Waarop bent u het meest trots?

Gelukkig is het nu allemaal naar de achtergrond verdwenen, maar de samenwerking tijdens de coronapandemie is natuurlijk wel echt bijzonder geweest. In het hele Schengengebied was de Nederlands-Duitse grens een van de weinige die – weliswaar met wat beperkingen – de hele tijd open is gebleven. En dat zegt wel iets over het wederzijds vertrouwen. In het kader van de Cross-Border Taskforce Corona kwamen we, vooral in het begin, meerdere keren per week bij elkaar. Hoewel we echt niet alles op konden lossen, konden we elkaar heel goed informeren en consulteren. Wat voor acties moeten we ondernemen? Wie moeten we informeren? Hoe doen we dat het beste samen? Dat is toch een beetje de Europese Unie-Plus in een klein gebied. Daar kijk ik met heel veel plezier op terug. En het leuke is ook, paradoxaal gezien, dat dat echt tot verdere verdieping en nog betere relaties heeft geleid. We zagen elkaar elke week en ook toen corona naar de achtergrond verdween, zijn we in deze modus gebleven.
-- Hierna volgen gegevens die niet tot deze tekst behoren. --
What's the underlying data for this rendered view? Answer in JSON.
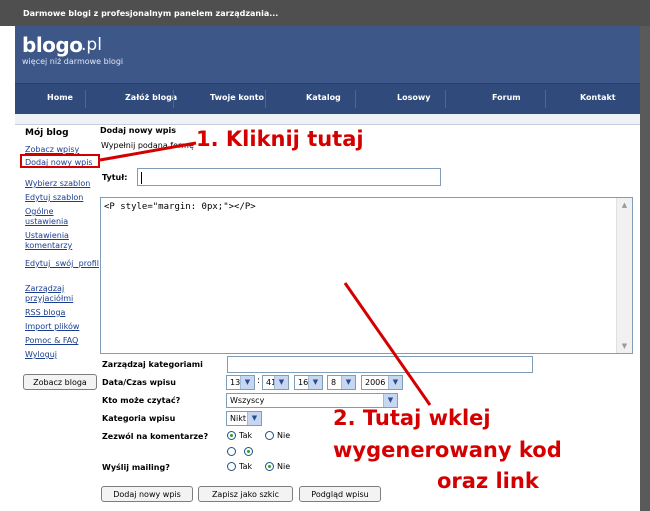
{
  "browser": {
    "title": "Darmowe blogi z profesjonalnym panelem zarządzania..."
  },
  "header": {
    "logo": "blogo",
    "logo_tld": ".pl",
    "tagline": "więcej niż darmowe blogi"
  },
  "nav": {
    "items": [
      "Home",
      "Załóż bloga",
      "Twoje konto",
      "Katalog",
      "Losowy",
      "Forum",
      "Kontakt"
    ]
  },
  "sidebar": {
    "title": "Mój blog",
    "items": [
      "Zobacz wpisy",
      "Dodaj nowy wpis",
      "Wybierz szablon",
      "Edytuj szablon",
      "Ogólne ustawienia",
      "Ustawienia komentarzy",
      "Edytuj swój profil",
      "Zarządzaj przyjaciółmi",
      "RSS bloga",
      "Import plików",
      "Pomoc & FAQ",
      "Wyloguj"
    ],
    "view_button": "Zobacz bloga"
  },
  "form": {
    "heading": "Dodaj nowy wpis",
    "instruction": "Wypełnij podaną formę",
    "title_label": "Tytuł:",
    "title_value": "",
    "content": "<P style=\"margin: 0px;\"></P>",
    "categories_label": "Zarządzaj kategoriami",
    "categories_value": "",
    "datetime_label": "Data/Czas wpisu",
    "datetime": {
      "day": "13",
      "hour": "41",
      "minute": "16",
      "month": "8",
      "year": "2006"
    },
    "readers_label": "Kto może czytać?",
    "readers_value": "Wszyscy",
    "category_label": "Kategoria wpisu",
    "category_value": "Nikt",
    "comments_label": "Zezwól na komentarze?",
    "comments_yes": "Tak",
    "comments_no": "Nie",
    "mailing_label": "Wyślij mailing?",
    "mailing_yes": "Tak",
    "mailing_no": "Nie",
    "buttons": {
      "add": "Dodaj nowy wpis",
      "draft": "Zapisz jako szkic",
      "preview": "Podgląd wpisu"
    }
  },
  "annotations": {
    "step1": "1. Kliknij tutaj",
    "step2_line1": "2. Tutaj wklej",
    "step2_line2": "wygenerowany kod",
    "step2_line3": "oraz link",
    "color": "#d40000"
  },
  "colors": {
    "header": "#3c5788",
    "nav": "#2f4a7b",
    "link": "#1a3d8f",
    "titlebar": "#4f4f4f"
  }
}
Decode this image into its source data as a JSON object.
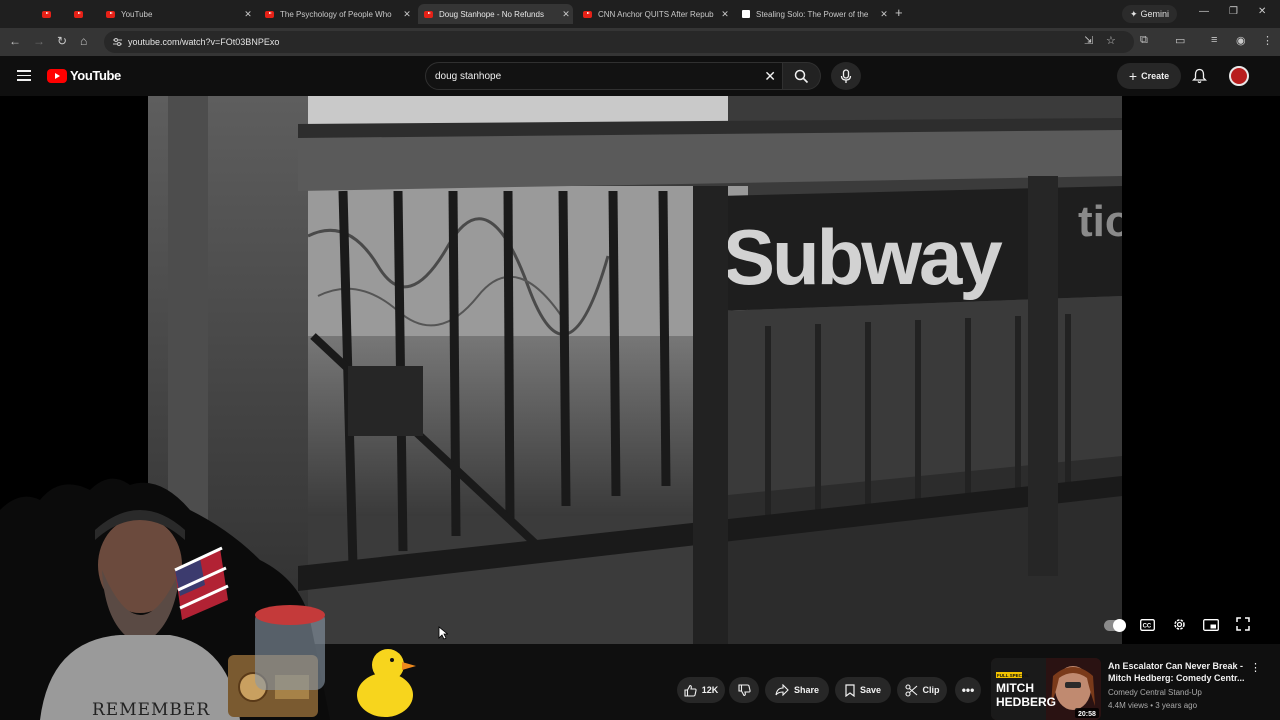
{
  "browser": {
    "tabs": [
      {
        "title": "",
        "icon": "youtube-favicon"
      },
      {
        "title": "",
        "icon": "youtube-favicon"
      },
      {
        "title": "YouTube",
        "icon": "youtube-favicon"
      },
      {
        "title": "The Psychology of People Who",
        "icon": "youtube-favicon"
      },
      {
        "title": "Doug Stanhope - No Refunds",
        "icon": "youtube-favicon",
        "active": true
      },
      {
        "title": "CNN Anchor QUITS After Repub",
        "icon": "youtube-favicon"
      },
      {
        "title": "Stealing Solo: The Power of the",
        "icon": "document-favicon"
      }
    ],
    "gemini_label": "Gemini",
    "url": "youtube.com/watch?v=FOt03BNPExo"
  },
  "youtube": {
    "logo_text": "YouTube",
    "search_value": "doug stanhope",
    "create_label": "Create"
  },
  "video": {
    "sign_text": "Subway",
    "sign_partial": "tion"
  },
  "actions": {
    "like_count": "12K",
    "share_label": "Share",
    "save_label": "Save",
    "clip_label": "Clip"
  },
  "recommendation": {
    "title": "An Escalator Can Never Break - Mitch Hedberg: Comedy Centr...",
    "channel": "Comedy Central Stand-Up",
    "meta": "4.4M views • 3 years ago",
    "duration": "20:58",
    "thumb_badge": "FULL SPECIAL",
    "thumb_name_1": "MITCH",
    "thumb_name_2": "HEDBERG"
  },
  "overlay": {
    "shirt_text": "REMEMBER"
  },
  "colors": {
    "youtube_red": "#ff0000",
    "page_bg": "#0f0f0f",
    "chip_bg": "#272727"
  }
}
Dat heeft de verdere samenwerking een push gegeven.

Op welke evenementen en gebeurtenissen kijkt u met bijzonder veel plezier terug?

Ik denk met bijzonder veel plezier terug aan de Grenslandconferenties in Enschede en Aken en aan de 5 mei-vieringen vorig jaar en dit jaar. Vorig jaar ging het Vrijheidsvuur in Kleve voor het eerst de grens over. Dit jaar was er een mooi vervolg in Zwolle, voor het eerst in aanwezigheid van minister-president Hendrik Wüst van Noordrijn-Westfalen. Dat zijn toch hele mooie gebeurtenissen. Op 15 mei mocht ik bovendien in Münster een prijs uitreiken aan Duitse scholieren die hadden meegedaan aan een gedichtenwedstrijd, waarbij ze in het Nederlands gedichten over vrede hadden geschreven. Proberen om de jonge generatie voor hun buurland te interesseren: dat mag ik heel graag doen. Natuurlijk zijn economie en de handel over en weer heel belangrijk, maar grensoverschrijdende samenwerking gaat natuurlijk veel verder dan het puur economische. Het gaat ook over de verbetering van de kwaliteit van leven, welstand en het welzijn van de bevolking aan beide kanten van de grens. Daarbij denk je dan ook aan onder meer rampenbestrijding, onderwijs en cultuur. En daarbij draait het lang niet alleen om de regeringscentra Den Haag en Düsseldorf, maar ook om alle andere bestuurslagen die er zijn, provincies en gemeenten, maar ook hogescholen, ziekenhuizen en musea die met elkaar samenwerken. De gelaagdheid van die relatie vind ik prachtig.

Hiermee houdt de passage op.